Right, but we're talking about -1 tonne (reducing emissions) vs -1 tonne (taking carbon out of the atmosphere) and last I checked, -1 tonne is equivalent to -1 tonne.
> Reducing current C02 levels is more difficult and expensive than just reducing C02 output, and has a greater impact on overall reduction
It makes sense to me that it's easier/cheaper to reduce C02 output (at least as long as there is lots of low-hanging fruit), but it doesn't make sense to me that one would have a greater impact than the other.

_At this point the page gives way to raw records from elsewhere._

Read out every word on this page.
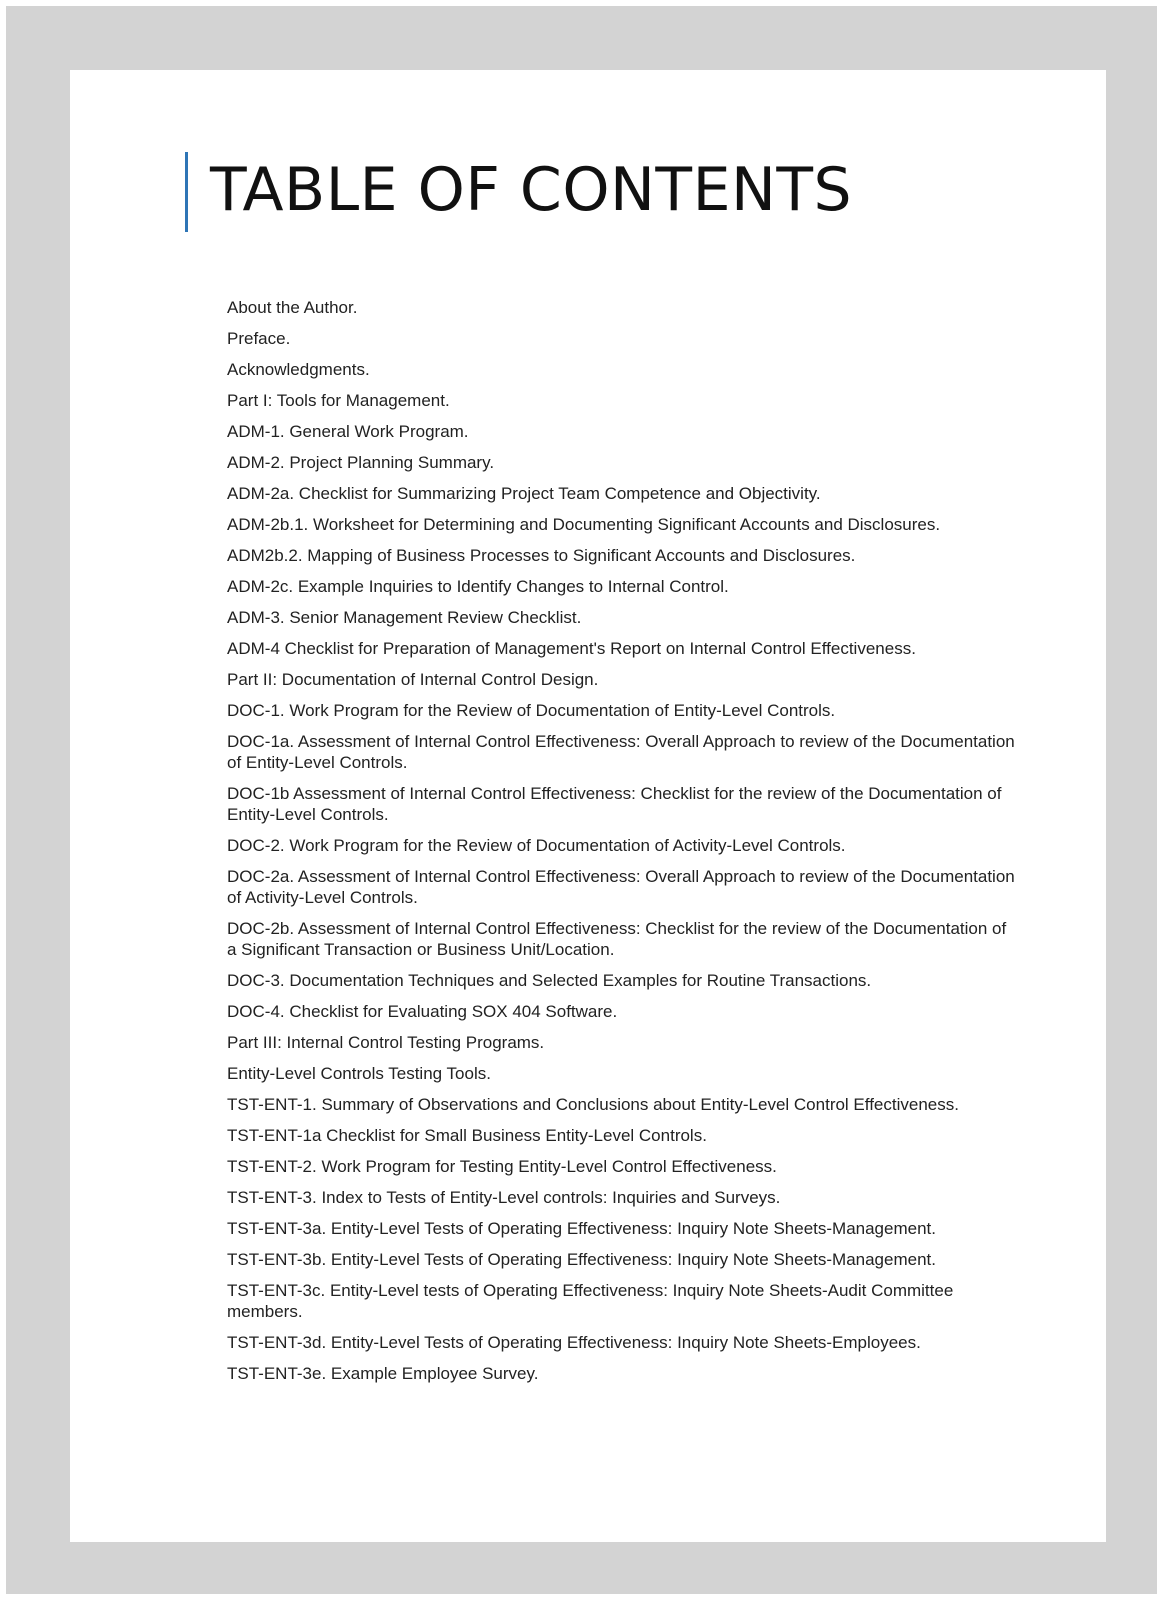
TABLE OF CONTENTS
About the Author.
Preface.
Acknowledgments.
Part I: Tools for Management.
ADM-1. General Work Program.
ADM-2. Project Planning Summary.
ADM-2a. Checklist for Summarizing Project Team Competence and Objectivity.
ADM-2b.1. Worksheet for Determining and Documenting Significant Accounts and Disclosures.
ADM2b.2. Mapping of Business Processes to Significant Accounts and Disclosures.
ADM-2c. Example Inquiries to Identify Changes to Internal Control.
ADM-3. Senior Management Review Checklist.
ADM-4 Checklist for Preparation of Management's Report on Internal Control Effectiveness.
Part II: Documentation of Internal Control Design.
DOC-1. Work Program for the Review of Documentation of Entity-Level Controls.
DOC-1a. Assessment of Internal Control Effectiveness: Overall Approach to review of the Documentation of Entity-Level Controls.
DOC-1b Assessment of Internal Control Effectiveness: Checklist for the review of the Documentation of Entity-Level Controls.
DOC-2. Work Program for the Review of Documentation of Activity-Level Controls.
DOC-2a. Assessment of Internal Control Effectiveness: Overall Approach to review of the Documentation of Activity-Level Controls.
DOC-2b. Assessment of Internal Control Effectiveness: Checklist for the review of the Documentation of a Significant Transaction or Business Unit/Location.
DOC-3. Documentation Techniques and Selected Examples for Routine Transactions.
DOC-4. Checklist for Evaluating SOX 404 Software.
Part III: Internal Control Testing Programs.
Entity-Level Controls Testing Tools.
TST-ENT-1. Summary of Observations and Conclusions about Entity-Level Control Effectiveness.
TST-ENT-1a Checklist for Small Business Entity-Level Controls.
TST-ENT-2. Work Program for Testing Entity-Level Control Effectiveness.
TST-ENT-3. Index to Tests of Entity-Level controls: Inquiries and Surveys.
TST-ENT-3a. Entity-Level Tests of Operating Effectiveness: Inquiry Note Sheets-Management.
TST-ENT-3b. Entity-Level Tests of Operating Effectiveness: Inquiry Note Sheets-Management.
TST-ENT-3c. Entity-Level tests of Operating Effectiveness: Inquiry Note Sheets-Audit Committee members.
TST-ENT-3d. Entity-Level Tests of Operating Effectiveness: Inquiry Note Sheets-Employees.
TST-ENT-3e. Example Employee Survey.
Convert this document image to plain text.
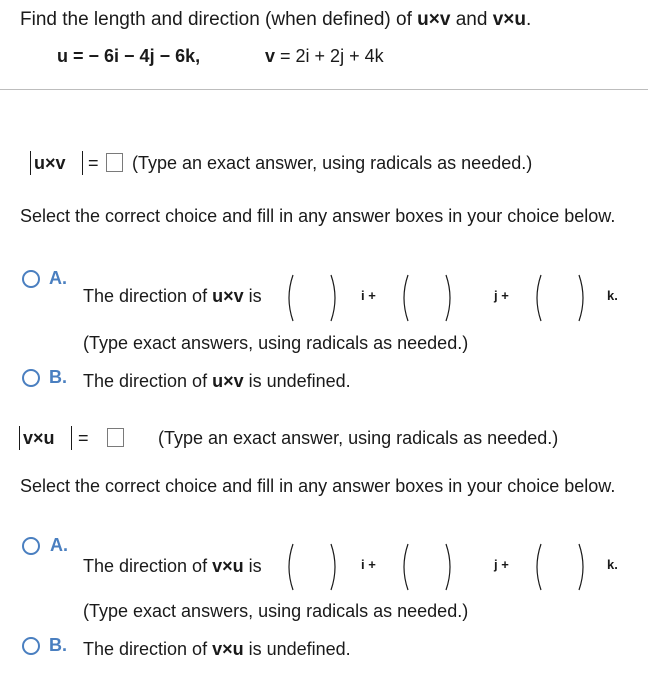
Find the length and direction (when defined) of u×v and v×u.
u = − 6i − 4j − 6k,	v = 2i + 2j + 4k
u×v = (Type an exact answer, using radicals as needed.)
Select the correct choice and fill in any answer boxes in your choice below.
A.
The direction of u×v is	i +	j +	k.
(Type exact answers, using radicals as needed.)
B. The direction of u×v is undefined.
v×u =	(Type an exact answer, using radicals as needed.)
Select the correct choice and fill in any answer boxes in your choice below.
A.
The direction of v×u is	i +	j +	k.
(Type exact answers, using radicals as needed.)
B. The direction of v×u is undefined.
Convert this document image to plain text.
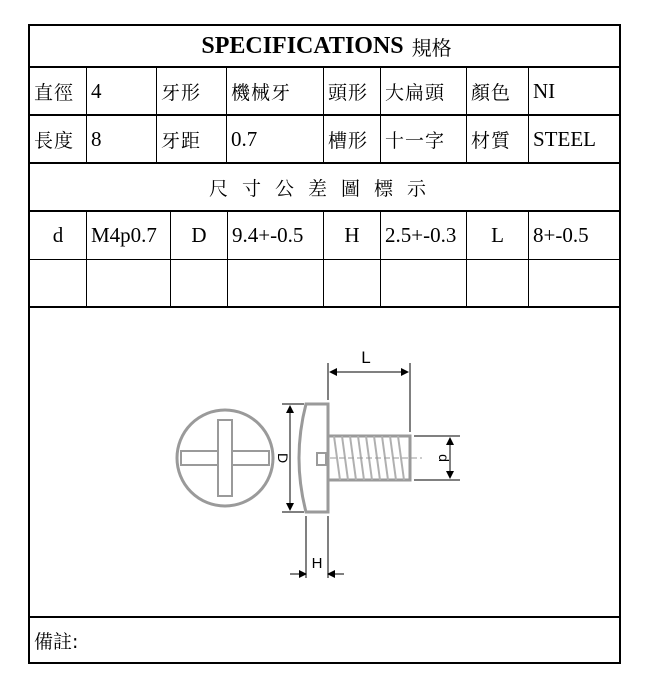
SPECIFICATIONS 規格
直徑 4	牙形	機械牙	頭形 大扁頭	顏色	NI
長度 8	牙距	0.7	槽形 十一字	材質	STEEL
尺寸公差圖標示
d	M4p0.7	D	9.4+-0.5	H	2.5+-0.3	L	8+-0.5
L
D	d
H
備註:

-1 tonne (active output) is not equivalent to -1 tonne (overall C02 levels)
It's splitting hairs over what we consider to be better. Either is an improvement that I am happy to see.
Pretend we have 5 tonnes of co2 in the air. If I have an emitter, say someone wanting to burn a forest. That would emit 1 tonne. Or I have a sequestration process that would remove 1 tonne.
I can pay $X to either #1 or #2. In #1 case I stop the addition, e.g. 5 tonnes total. In #2 the forest gets burned so I'm up to 6 tonnes, but I've pulled down 1 tonnes so back to 5 tonnes.
As mentioned by other posters, there are a _ton_ of side benefits of the different approaches (burn forest for agriculture) vs other benefits of forests. But it seems like from a pure CO2 in atmosphere the two approaches should be similar?
Back on topic; in one we stop someone making a mess, in another we start cleaning it up.
Eventually it ought to start getting cleaned up. i.e. CO2 has to fall.
Developing technologies for that now is good. Stopping people from making messes is also good, and cheaper.